10 thoughts on “HistoQC: An open-source quality control tool for digital pathology slides”

  1. Hi,
    Is Histoqc compatible to work with JPEG.
    IS there any way to convert JPEG files into SVS files?


    1. at the moment, no. not out of a technical issue, but because a JPEG information does not contain the necessary meta data needed for histoQC to work. For example, SVS files (and other whole slide image formats) have magnification embedded in the header, which allows histoqc to appropriately scale the image. To my knowledge, “regular” JPEGs are do not contain this information, though some TIF formats may. Since we use openslide as a backend, any of the formats it supports, histoqc supports: https://openslide.org/formats/

      1. Using a scanner/resolution table as a fallback when openslide cannot find the mpp helped in my case. If openslide cannot read a non-dp format, pyvips was of help, which can read the dp as well as more non-dp formats (but got the mpp wrong at a tiff container while openslide got it…). Not sure whether an interactive scanner model input would be easy to implement, yet.

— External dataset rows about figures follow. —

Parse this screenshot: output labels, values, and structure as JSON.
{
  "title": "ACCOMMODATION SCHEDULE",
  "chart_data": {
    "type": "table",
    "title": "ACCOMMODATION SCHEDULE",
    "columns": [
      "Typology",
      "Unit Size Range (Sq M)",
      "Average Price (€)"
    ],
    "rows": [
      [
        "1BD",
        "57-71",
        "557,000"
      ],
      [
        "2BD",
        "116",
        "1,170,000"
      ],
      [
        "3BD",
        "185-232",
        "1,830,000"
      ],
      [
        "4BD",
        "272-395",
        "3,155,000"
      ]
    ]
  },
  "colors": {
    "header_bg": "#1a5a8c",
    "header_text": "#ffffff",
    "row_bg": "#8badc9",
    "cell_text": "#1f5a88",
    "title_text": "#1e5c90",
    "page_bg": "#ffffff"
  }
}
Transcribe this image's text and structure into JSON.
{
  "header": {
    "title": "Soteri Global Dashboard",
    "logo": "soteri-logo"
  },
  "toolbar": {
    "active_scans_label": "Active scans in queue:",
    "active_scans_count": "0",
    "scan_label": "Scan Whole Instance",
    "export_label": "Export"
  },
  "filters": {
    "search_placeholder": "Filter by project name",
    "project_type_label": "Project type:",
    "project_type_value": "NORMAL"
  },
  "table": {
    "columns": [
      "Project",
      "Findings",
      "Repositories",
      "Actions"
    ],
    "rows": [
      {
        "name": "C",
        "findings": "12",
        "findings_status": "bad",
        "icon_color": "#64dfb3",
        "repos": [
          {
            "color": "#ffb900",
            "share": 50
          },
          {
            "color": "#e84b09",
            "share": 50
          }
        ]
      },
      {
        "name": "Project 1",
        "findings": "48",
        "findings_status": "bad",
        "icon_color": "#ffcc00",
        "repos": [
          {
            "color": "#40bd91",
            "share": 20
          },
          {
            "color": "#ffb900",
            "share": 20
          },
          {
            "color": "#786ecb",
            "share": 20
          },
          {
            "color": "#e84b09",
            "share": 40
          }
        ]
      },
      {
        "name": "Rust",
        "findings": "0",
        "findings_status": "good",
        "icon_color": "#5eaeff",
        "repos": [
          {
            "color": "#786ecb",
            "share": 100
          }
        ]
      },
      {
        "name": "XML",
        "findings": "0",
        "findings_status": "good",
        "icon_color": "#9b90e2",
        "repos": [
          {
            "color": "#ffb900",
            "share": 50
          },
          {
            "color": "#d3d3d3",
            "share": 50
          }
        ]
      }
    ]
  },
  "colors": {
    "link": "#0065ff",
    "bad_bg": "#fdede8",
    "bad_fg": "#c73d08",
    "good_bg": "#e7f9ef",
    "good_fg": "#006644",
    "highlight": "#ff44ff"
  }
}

        1. cool! do you have some code which you can share?

          one difficult component overall is that occasionally the datasets are heterogeneously scanned. for example, TCGA BRCA has a number of images scanned at 20x and a number at 40x, so I didn’t want to implement a general default, as it would be wrong in some cases and likely give false confidence to users. ultimately i would like to implement a magnification prediction algorithm to fall back to, but how to do so in a high throughput robust manner is still not obvious to me

  2. I ran the command as suggested in the instruction, like
    e.g,: HistoQC> python qc_pipeline.py -c config.ini -n 4 remote_file_location/*.svs
    , and always encountered errors on the symlink part, is that part necessary or I can just turn it off?

    1. sorry, not sure i understand. are you asking for to quality control those types of images, or to perform the computation itself?

  3. Great work! In your paper, you mention that the tool is made available with a public repository of slides containing artifacts. I wasn’t able to find where these images are. Could you point us to those?